Vittorio Feltri, la quintessenza dell’indegnità maschile
Esiste un limite dell’indecenza, della malvagità umana e dell’incultura, oltre il quale un uomo è da considerarsi una bestiola dotata di parola, al pari di Vittorio Feltri, il direttore editoriale di Libero, neo eletto nel consiglio comunale di Milano tra le file di “Fratelli d’Italia”. Bisogna essere culturalmente trascurati e cattivi per proferire bestialità indegne di un uomo, credendo di fare dell’ironia, come questa: “Siamo d’accordo: bisogna condannare Genovese se ha stuprato. Però un pizzico d’ammirazione egli lo merita… “. Ecco, nella sua vomitevole oscenità, l’uomo al contrario, l’intellettuale senza pensiero, il divulgatore di grande schifezza, ha tranquillamente pensato, stolto com’è, di essere finanche spiritoso! Poi, considerato il disgusto che aveva provocato in chi s’imbatteva nel suo tweet, lo ha cancellato. Sì, perché quelli come lui battono in ritirata quando sta per mettersi male, quando la gloria non è assicurata da un perverso sistema protettivo di cui si è sempre abusato, quando il confronto diventa aperto e assolutamente democratico. Un banalissimo vigliacco. Nemmeno uno che ha il coraggio di disporsi a difesa della sua indegnità, controbattendo alle riprovazioni che gli sono state mosse e scegliendo l’unico atteggiamento alla sua portata, non essendo dotato della giusta lucidità e apertura mentale per rendersi conto di quanto egli sia più simile a un ripetitore di sconcezze che non a una persona. E, pensando di giustificarsi, in qualche modo, sempre alla maniera dei cretini che amano esporsi in pompa magna, rincara la dose, scrivendo: “Il senso dell’umorismo medio su Twitter è pari a quello di una lumaca bollita”. Umorismo? Un concentrato di limitatezza inarrivabile, una silloge di ebetismo, cattivismo e fallocentrismo, un’asserzione di una volgarità morbosa e abnorme, concepita come un’espressione di humor: siamo al delirio più nefasto di un genuino rappresentante del maschilismo più squalificante.

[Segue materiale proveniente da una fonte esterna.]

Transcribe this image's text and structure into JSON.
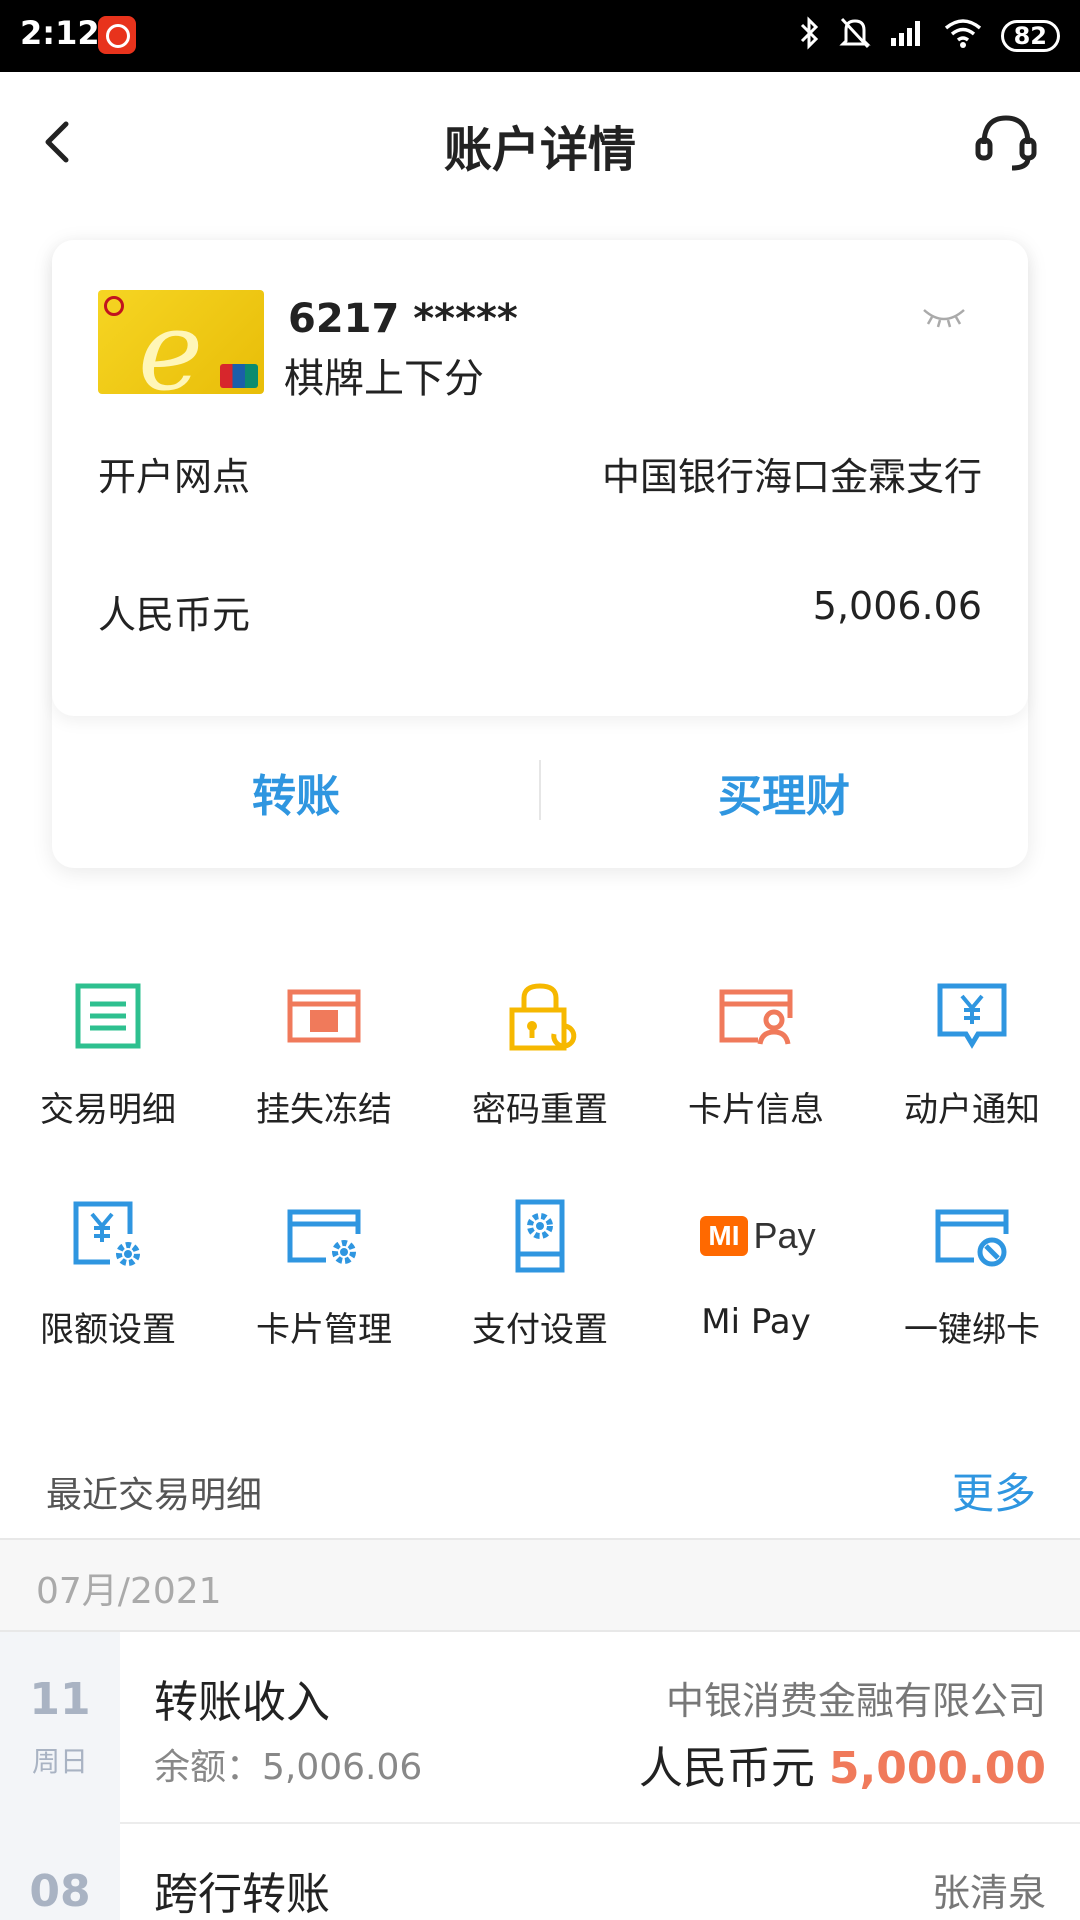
{
  "status_bar": {
    "time": "2:12",
    "battery": "82",
    "icons": [
      "bluetooth-icon",
      "mute-bell-icon",
      "signal-icon",
      "wifi-icon"
    ]
  },
  "header": {
    "title": "账户详情",
    "back_icon": "chevron-left-icon",
    "service_icon": "headset-icon"
  },
  "card": {
    "number": "6217 *****",
    "name": "棋牌上下分",
    "eye_icon": "eye-closed-icon",
    "rows": [
      {
        "label": "开户网点",
        "value": "中国银行海口金霖支行"
      },
      {
        "label": "人民币元",
        "value": "5,006.06"
      }
    ],
    "actions": {
      "transfer": "转账",
      "wealth": "买理财"
    }
  },
  "grid": [
    {
      "label": "交易明细",
      "icon": "list-document-icon",
      "color": "#2ec08f"
    },
    {
      "label": "挂失冻结",
      "icon": "lost-card-icon",
      "color": "#f07a5b"
    },
    {
      "label": "密码重置",
      "icon": "lock-reset-icon",
      "color": "#f6b800"
    },
    {
      "label": "卡片信息",
      "icon": "card-user-icon",
      "color": "#f07a5b"
    },
    {
      "label": "动户通知",
      "icon": "yuan-notice-icon",
      "color": "#2f96e0"
    },
    {
      "label": "限额设置",
      "icon": "limit-settings-icon",
      "color": "#2f96e0"
    },
    {
      "label": "卡片管理",
      "icon": "card-gear-icon",
      "color": "#2f96e0"
    },
    {
      "label": "支付设置",
      "icon": "phone-gear-icon",
      "color": "#2f96e0"
    },
    {
      "label": "Mi Pay",
      "icon": "mi-pay-logo-icon",
      "color": "#ff6900"
    },
    {
      "label": "一键绑卡",
      "icon": "card-bind-icon",
      "color": "#2f96e0"
    }
  ],
  "mipay_logo": {
    "mi": "MI",
    "pay": "Pay"
  },
  "recent": {
    "title": "最近交易明细",
    "more": "更多",
    "month": "07月/2021",
    "transactions": [
      {
        "day": "11",
        "weekday": "周日",
        "type": "转账收入",
        "balance": "余额：5,006.06",
        "counterparty": "中银消费金融有限公司",
        "currency": "人民币元",
        "amount": "5,000.00"
      },
      {
        "day": "08",
        "weekday": "",
        "type": "跨行转账",
        "balance": "",
        "counterparty": "张清泉",
        "currency": "",
        "amount": ""
      }
    ]
  },
  "colors": {
    "accent": "#2f96e0",
    "income": "#f07a5b"
  }
}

La scelta di Feltri di non solidarizzare con una donna abusata, ma di esprimere ammirazione per il suo stupratore, distinguendo un indicibile primato laddove c’è da rilevare soltanto una sofferenza psicologica, ha in sé qualcosa di profondamente insano e innaturale, che in nessun modo può e deve appartenere al “pensato” e al “detto” di un uomo, men che meno assurgere a spiritosaggine, camuffandone e svilendone l’incivile contenuto. Se la mente di un protetto e agiato individuo riesce a partorire e a divulgare una cosa del genere senza che la critica, da par suo, ne metta decisamente e perentoriamente in rilievo la disumana inadeguatezza, si rischia di dare il lasciapassare mediatico a una forma subdola di sessismo, che pur condannando, di facciata, lo stupro, ne esalta aspetti abominevoli, derubricati come goliardici. Orribile! Davvero orribile! E, allora, a questo punto, c’è da augurarsi che Giorgia (Meloni), da “donna, madre e cristiana”, escluda dai suoi consiglieri comunali di Milano, una città per tanta parte evolutissima, tanto socialmente quanto a livello prettamente culturale, questo campione di inciviltà. La politica, in ogni frangente, ha sempre l’occasione per dimostrarsi tempestiva, utile, opportuna. Negare a Feltri di essere un rappresentate del popolo milanese, di cui si dimostra indegno, è un’occasione da non perdere. Diversamente, egli ha solo espresso qualcosa che, nella logica ideale del partito “Fratelli d’Italia”, risulta condivisibile. Qualcosa, si pensi, che, alla fine dell’800, una donna come Rosa Luxemburg avrebbe trovata del tutto e assurdamente anacronistica, oltre che di bassa lega.